Title: The Men Who Stare at Goats

Author: Jon Ronson

Golda’s Pick
Walking through walls, reading minds, turning invisible, it all sounds like something out of Harry Potter. Well this is no tale of fiction or magic. Attempting these feats were the really life pursuits of some of the most powerful military men in the US Army. 

 

Jon Ronson is a journalist with the amazing ability to extract the most interesting and often hilarious details about the little know military unit called the First Earth Battalion. From its early beginnings in the 1979 to the implications this unit has had on the way the War of Terror has been fought, Ronson traverses the history of this ‘special’ military unit and the characters that it has attracted over its three decade history.  
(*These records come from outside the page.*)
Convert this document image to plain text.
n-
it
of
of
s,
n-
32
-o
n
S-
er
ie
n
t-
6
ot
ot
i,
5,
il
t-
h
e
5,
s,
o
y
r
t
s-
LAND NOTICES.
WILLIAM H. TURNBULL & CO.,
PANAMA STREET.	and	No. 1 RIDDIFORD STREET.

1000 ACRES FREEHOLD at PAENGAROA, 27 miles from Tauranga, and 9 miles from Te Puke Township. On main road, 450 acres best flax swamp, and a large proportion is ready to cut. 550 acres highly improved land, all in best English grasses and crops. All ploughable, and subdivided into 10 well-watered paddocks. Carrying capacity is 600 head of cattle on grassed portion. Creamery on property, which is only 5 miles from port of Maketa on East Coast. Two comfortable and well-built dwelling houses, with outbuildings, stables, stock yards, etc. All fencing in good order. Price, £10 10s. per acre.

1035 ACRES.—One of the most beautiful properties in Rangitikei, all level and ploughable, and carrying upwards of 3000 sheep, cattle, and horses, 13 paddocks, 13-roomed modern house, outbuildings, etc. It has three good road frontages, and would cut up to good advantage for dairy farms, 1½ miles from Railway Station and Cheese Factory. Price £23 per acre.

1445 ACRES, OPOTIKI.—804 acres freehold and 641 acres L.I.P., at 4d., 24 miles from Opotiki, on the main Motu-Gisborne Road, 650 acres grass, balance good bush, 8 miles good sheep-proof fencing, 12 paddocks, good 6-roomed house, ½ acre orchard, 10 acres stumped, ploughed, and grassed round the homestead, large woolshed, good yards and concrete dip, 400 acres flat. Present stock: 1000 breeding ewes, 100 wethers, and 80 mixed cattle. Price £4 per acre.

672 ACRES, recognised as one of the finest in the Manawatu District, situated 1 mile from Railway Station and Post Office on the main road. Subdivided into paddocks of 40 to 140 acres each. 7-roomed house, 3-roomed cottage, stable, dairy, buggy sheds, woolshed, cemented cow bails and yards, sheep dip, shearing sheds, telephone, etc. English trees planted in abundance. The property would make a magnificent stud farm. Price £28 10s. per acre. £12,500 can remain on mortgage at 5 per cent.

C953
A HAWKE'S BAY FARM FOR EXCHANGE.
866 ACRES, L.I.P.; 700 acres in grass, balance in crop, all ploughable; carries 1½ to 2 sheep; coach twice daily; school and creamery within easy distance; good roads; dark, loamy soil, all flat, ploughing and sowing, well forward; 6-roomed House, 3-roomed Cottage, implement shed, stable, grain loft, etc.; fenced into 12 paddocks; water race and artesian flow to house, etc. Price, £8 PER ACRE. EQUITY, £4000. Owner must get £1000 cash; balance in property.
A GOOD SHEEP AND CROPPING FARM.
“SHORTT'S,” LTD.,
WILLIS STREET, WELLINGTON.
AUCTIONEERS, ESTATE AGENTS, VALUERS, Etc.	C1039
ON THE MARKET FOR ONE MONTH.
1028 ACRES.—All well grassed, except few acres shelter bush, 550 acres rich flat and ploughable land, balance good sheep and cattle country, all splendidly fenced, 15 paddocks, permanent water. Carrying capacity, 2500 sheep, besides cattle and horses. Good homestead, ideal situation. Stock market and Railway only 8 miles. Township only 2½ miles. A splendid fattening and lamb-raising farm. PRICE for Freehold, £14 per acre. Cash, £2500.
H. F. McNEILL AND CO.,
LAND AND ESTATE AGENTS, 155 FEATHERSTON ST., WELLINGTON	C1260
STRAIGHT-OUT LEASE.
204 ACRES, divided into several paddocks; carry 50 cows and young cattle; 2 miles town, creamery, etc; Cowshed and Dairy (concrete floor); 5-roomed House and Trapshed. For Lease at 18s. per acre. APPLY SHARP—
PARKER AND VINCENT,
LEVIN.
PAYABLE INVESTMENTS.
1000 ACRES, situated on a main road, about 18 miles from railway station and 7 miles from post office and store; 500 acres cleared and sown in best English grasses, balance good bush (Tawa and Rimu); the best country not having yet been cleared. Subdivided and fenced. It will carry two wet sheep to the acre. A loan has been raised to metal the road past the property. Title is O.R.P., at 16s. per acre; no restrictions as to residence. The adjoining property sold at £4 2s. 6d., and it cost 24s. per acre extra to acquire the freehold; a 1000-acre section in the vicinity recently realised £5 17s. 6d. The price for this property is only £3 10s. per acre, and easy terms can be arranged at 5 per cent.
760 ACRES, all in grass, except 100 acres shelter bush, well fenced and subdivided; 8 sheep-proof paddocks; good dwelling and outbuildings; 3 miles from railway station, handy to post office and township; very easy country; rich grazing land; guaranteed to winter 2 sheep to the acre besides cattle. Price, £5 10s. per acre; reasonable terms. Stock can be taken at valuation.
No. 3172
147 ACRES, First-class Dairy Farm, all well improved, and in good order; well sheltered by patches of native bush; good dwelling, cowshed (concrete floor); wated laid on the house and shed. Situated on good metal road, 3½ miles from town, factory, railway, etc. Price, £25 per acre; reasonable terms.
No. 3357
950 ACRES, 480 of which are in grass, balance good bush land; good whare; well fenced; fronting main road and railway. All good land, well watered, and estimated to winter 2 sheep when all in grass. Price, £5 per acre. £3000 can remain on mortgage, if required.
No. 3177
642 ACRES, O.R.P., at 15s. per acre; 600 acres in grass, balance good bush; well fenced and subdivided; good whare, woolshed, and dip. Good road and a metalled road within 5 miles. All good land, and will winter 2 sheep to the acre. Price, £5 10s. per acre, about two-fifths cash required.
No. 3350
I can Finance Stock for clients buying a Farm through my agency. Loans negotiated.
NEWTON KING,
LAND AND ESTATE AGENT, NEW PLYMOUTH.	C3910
I really enjoy this type of non-fiction; quirky, irreverent and fascinating. Ronson is a master of research, digging up the most interesting details from the past and utilising the immense trust he managed to develop in those he interviewed. What is most impressive is the respect and real affection Ronson demonstrates towards the people he interviews and whose stories help make this book so captivating. It is very easy to be cynical and poke fun at the people in stories such as this but what Ronson is able to capture is the ideology behind this movement which can only be described as charmingly hopeful. He shows that despite having some of the most horrific implications, the men who stared at goats were visionaries who dared to image a different future for the US Army.